Doris Lessing was born on October 22, 1919 in Iran. Her parents were from Britain. At the age of five, she, together with her parents, moved to Rhodesia, Africa. She lived in the poor family for nearly 20 years. She dropped out of school at the age of 15 and studied at home. Lessing started to work at the age of 16. She was active in the left-wing political movement against colonialism when she was young.
Doris Lessing is a productive female writer. Her first book The Grass Is Singing was published in 1950, which marked the starting of Lessing’s career as a writer. It’s also this book that made Doris Lessing well-known in literature field overnight. This book reveals racial oppression and racial conflicts in colonial Africa through the story of a black male servant killing a white female host. Her other works include The Cleft, Walking in the Shade, The Children of Violence, Love, Again and The Fifth Child except The Golden Notebook and The Grass Is Singing. The themes of Lessing’s works range from political topics, feminism, to environmentalism. Lessing was so famous in the literature circle that many of her works were translated into many languages, such as Chinese, French, German, Russian, and Polish.

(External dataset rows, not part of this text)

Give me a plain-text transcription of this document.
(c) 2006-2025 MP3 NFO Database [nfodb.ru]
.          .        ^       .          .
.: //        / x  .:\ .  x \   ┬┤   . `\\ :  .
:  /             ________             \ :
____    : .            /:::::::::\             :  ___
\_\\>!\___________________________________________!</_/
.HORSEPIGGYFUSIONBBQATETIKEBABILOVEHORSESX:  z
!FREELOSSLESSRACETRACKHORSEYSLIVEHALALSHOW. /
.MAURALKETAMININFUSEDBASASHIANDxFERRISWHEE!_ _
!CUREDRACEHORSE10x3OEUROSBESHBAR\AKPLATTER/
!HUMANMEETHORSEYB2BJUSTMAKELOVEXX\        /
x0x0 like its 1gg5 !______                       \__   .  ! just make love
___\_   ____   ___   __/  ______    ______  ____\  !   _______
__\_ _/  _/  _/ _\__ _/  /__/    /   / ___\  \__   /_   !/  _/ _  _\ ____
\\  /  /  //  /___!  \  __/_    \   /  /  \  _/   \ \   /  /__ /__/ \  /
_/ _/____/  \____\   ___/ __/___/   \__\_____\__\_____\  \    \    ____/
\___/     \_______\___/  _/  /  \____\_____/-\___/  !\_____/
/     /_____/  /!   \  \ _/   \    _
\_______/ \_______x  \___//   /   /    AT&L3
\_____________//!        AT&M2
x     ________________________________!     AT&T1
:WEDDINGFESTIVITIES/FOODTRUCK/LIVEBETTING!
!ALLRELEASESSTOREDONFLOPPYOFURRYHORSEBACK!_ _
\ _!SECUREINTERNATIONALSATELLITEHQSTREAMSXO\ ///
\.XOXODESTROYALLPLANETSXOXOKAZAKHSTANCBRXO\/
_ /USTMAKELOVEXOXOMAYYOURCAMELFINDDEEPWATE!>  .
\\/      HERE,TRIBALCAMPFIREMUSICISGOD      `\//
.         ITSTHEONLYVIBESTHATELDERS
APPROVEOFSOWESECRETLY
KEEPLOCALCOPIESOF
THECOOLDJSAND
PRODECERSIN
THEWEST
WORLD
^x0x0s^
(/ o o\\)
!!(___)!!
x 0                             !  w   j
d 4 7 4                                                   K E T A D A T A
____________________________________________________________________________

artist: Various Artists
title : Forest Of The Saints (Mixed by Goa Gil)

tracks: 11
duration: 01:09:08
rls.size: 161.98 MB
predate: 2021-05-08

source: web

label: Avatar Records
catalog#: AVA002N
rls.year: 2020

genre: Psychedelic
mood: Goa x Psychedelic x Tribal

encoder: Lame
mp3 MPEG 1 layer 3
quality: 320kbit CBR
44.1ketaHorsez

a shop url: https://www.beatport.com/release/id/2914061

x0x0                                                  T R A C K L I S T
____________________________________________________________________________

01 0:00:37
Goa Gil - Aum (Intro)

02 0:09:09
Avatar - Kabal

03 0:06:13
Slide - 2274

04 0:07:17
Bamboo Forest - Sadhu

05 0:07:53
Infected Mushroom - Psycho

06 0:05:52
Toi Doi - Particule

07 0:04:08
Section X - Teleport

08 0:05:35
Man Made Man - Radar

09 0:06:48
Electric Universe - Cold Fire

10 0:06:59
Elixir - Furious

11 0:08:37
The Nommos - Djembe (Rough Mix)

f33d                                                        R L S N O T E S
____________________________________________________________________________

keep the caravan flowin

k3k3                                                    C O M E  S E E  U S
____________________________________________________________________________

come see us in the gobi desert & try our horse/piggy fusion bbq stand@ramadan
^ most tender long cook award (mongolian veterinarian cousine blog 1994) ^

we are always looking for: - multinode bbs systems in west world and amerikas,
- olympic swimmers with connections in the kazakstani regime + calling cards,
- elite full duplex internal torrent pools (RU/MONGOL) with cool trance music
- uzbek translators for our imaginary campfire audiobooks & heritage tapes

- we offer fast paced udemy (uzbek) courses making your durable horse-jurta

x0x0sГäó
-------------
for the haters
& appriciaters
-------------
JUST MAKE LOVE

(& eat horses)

The Golden Notebook is the representative work of Doris Lessing. It’s quite different from the traditional fiction in the form and narrating style. This book consists of five colored notebooks, which are black, red, yellow, blue and golden. The four notebooks whose entries separate the five “Free Women” sections are written during a seven-year period beginning in 1950 and ending in early 1957. The black notebook looks back on Anna’s sojourn in Africa during World War II, Frontiers of War, a novel she wrote about this time, and her encounter with the literary establishment. The red notebook is a journal of Anna’s membership in the British Communist Party. In the later yellow, blue and golden notebooks, the novel moves from historical realism to modernist interiority with its focus on Anna as a writer who analyzes sexual and emotional relationship of women and men.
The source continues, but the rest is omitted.